QNU members have delivered a clear message—there is a yawning gap between what nurses know is necessary for appropriate care and what actually happens in their daily working lives. The research also highlights that working nurses do not neatly divide their concerns into either industrial or professional. They are entwined.
Similarly, the QNU rules set out objectives that reflect both industrial and professional. This is one of the great strengths of the union and it is why the QNU is well placed to take action to narrow the gap between what is, and what should be, the experience of nursing.
The past decade has seen unprecedented campaign work in this area—industrial, professional, political and communication activities—without substantial headway on nursing issues across the board. The QNU holds that this is partly because key decision makers do not understand, accept or value the views of nurses. The views others hold about nursing dominate the views of working nurses.
To deal with this effectively and bring relief to the nursing crisis, nurses must be clear about the fundamentals – the values and purpose of nursing. This has proven elusive in the past.
For this reason, the 2005 QNU Council endorsed a project to develop policy on the core values of nursing. QNU Councillor Kym Volp was given responsibility for this vast task. To frame the debate and communicate positions within the debate, the QNU believed it was necessary to ask the foundation questions first:
- Who performs nursing work and who is appropriate to perform the work?
- What is it that nurses do, what should they be able to do and under what circumstances?
- Why nurses are required, and why they need, to be regulated?
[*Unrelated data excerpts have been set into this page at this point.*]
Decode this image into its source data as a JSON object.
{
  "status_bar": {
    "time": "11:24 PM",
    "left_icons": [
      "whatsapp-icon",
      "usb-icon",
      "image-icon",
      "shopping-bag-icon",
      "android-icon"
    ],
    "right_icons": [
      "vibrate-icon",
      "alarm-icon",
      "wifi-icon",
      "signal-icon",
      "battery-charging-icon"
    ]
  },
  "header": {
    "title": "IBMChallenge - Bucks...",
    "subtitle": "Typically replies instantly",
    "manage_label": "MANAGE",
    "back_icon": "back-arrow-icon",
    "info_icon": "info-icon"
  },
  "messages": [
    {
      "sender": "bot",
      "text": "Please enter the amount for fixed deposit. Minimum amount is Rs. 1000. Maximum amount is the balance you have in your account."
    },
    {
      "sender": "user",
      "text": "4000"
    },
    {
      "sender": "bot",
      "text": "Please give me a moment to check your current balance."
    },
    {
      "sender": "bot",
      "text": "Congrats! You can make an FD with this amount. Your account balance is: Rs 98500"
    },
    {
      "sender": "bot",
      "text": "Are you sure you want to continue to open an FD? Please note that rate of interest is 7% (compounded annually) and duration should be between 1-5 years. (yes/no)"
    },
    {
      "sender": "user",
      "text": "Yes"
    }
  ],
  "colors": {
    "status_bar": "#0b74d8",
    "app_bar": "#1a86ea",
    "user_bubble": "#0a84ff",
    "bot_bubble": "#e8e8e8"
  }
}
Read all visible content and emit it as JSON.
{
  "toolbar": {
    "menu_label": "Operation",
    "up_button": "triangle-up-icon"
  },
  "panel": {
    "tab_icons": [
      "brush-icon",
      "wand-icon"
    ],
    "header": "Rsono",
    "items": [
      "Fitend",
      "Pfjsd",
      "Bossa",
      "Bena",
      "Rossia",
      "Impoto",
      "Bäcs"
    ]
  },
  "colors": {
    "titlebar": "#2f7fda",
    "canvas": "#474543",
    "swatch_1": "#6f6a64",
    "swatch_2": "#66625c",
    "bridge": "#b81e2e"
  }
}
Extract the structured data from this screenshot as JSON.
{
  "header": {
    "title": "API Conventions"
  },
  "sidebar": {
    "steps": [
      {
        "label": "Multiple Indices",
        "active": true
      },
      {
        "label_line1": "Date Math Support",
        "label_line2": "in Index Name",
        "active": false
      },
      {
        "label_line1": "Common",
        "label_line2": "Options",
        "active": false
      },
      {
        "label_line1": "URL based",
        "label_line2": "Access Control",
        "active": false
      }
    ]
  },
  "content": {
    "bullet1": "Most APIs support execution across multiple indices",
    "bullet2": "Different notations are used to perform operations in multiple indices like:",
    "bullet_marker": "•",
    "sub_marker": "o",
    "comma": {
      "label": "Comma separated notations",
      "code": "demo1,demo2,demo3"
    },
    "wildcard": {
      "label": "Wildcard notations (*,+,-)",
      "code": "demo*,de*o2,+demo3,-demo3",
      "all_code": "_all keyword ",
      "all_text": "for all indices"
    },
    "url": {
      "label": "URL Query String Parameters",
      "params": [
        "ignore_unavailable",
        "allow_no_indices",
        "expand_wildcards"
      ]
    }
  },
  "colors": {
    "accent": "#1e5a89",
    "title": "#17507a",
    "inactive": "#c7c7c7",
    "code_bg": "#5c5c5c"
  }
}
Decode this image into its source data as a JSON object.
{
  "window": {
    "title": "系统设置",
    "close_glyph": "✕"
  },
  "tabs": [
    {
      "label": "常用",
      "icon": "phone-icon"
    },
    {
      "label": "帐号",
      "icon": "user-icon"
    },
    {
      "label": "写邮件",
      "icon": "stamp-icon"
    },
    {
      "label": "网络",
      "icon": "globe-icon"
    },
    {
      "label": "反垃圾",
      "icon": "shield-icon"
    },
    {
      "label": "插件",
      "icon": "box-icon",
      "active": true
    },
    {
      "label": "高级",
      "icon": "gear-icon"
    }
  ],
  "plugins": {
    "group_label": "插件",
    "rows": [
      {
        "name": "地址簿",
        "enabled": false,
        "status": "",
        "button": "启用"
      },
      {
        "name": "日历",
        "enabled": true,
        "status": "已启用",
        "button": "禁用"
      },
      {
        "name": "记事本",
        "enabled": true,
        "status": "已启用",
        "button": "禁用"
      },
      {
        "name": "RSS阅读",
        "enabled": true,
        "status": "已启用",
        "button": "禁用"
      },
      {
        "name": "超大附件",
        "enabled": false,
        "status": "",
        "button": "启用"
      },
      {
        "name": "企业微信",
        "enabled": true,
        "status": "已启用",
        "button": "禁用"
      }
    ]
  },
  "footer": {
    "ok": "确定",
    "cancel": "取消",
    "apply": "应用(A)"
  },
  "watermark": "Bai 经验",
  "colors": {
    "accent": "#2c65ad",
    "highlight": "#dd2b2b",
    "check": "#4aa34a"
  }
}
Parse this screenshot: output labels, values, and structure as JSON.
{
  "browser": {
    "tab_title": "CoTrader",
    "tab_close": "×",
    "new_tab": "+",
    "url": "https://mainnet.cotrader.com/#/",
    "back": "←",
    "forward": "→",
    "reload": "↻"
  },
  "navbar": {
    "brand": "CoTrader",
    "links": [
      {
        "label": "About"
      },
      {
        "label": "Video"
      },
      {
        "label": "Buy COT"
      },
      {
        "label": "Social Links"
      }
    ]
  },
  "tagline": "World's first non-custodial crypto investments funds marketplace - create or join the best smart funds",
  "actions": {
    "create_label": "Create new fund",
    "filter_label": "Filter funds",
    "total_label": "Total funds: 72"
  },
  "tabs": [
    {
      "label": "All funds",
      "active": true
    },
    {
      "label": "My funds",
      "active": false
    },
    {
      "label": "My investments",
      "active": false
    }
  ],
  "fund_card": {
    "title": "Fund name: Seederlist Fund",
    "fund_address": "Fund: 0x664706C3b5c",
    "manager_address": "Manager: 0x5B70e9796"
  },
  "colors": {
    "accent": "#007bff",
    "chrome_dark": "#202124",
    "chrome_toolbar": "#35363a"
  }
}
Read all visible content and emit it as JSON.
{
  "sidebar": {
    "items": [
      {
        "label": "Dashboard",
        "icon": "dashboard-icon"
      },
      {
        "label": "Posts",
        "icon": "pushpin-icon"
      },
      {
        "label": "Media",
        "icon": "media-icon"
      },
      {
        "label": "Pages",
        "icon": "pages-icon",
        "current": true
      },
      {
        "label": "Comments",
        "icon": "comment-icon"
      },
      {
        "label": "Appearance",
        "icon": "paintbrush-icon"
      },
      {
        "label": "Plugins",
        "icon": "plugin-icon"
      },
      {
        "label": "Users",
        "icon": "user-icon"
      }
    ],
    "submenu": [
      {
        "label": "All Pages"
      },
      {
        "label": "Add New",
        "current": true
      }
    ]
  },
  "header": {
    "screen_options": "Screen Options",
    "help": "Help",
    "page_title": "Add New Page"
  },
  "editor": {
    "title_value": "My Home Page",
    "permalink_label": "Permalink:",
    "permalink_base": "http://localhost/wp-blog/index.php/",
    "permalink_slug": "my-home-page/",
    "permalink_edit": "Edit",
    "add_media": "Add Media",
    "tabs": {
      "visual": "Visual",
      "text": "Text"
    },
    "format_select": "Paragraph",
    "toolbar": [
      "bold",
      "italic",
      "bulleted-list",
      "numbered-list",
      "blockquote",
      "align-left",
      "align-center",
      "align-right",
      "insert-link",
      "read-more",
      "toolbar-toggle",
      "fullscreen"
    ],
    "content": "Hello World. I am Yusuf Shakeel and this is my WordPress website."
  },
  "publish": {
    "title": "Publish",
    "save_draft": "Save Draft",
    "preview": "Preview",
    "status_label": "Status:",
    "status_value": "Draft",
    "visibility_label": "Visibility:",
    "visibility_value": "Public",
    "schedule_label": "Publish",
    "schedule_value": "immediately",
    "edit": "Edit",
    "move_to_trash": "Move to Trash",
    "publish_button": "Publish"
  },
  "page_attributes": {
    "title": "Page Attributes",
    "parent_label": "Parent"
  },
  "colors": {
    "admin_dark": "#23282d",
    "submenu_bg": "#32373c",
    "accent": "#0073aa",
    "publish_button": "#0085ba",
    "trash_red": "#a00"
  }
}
- When is nursing required and who determines this?
- Where does nursing occur (across all settings and roles)?
The paper launched at 2006 QNU conference provides an introduction to the subject. It does not answer the who, what, why, when and where questions for nurses. The QNU’s ongoing project aims to help nurses answer these questions as a collective using the core values articulated in this document as a starting point.
This paper informs QNU members of the model for nursing and the framework for policy we have developed. It requires reflection on the values that unite and define nursing and proclaims these publicly—in essence, to re-value nursing.
A clear starting point about nursing’s core values will enable nurses to defend and expand nursing within an environment of constant reform. If we fail to determine this clear and consistent position on what nursing is and why it is important, the views of non-nurses will continue to determine matters relating to nursing.
This framework provides assistance for nurses to act individually and collectively to support the integrity of nursing and argue publicly for the value of nursing. The work of this project is ongoing. We believe this paper provides an important summary of key issues as well as providing a framework for nurses to make sense of their current predicament.
We invite nurses to continue to ‘talk nursing’ in ways that validate our concerns and make it possible to plan our responses effectively.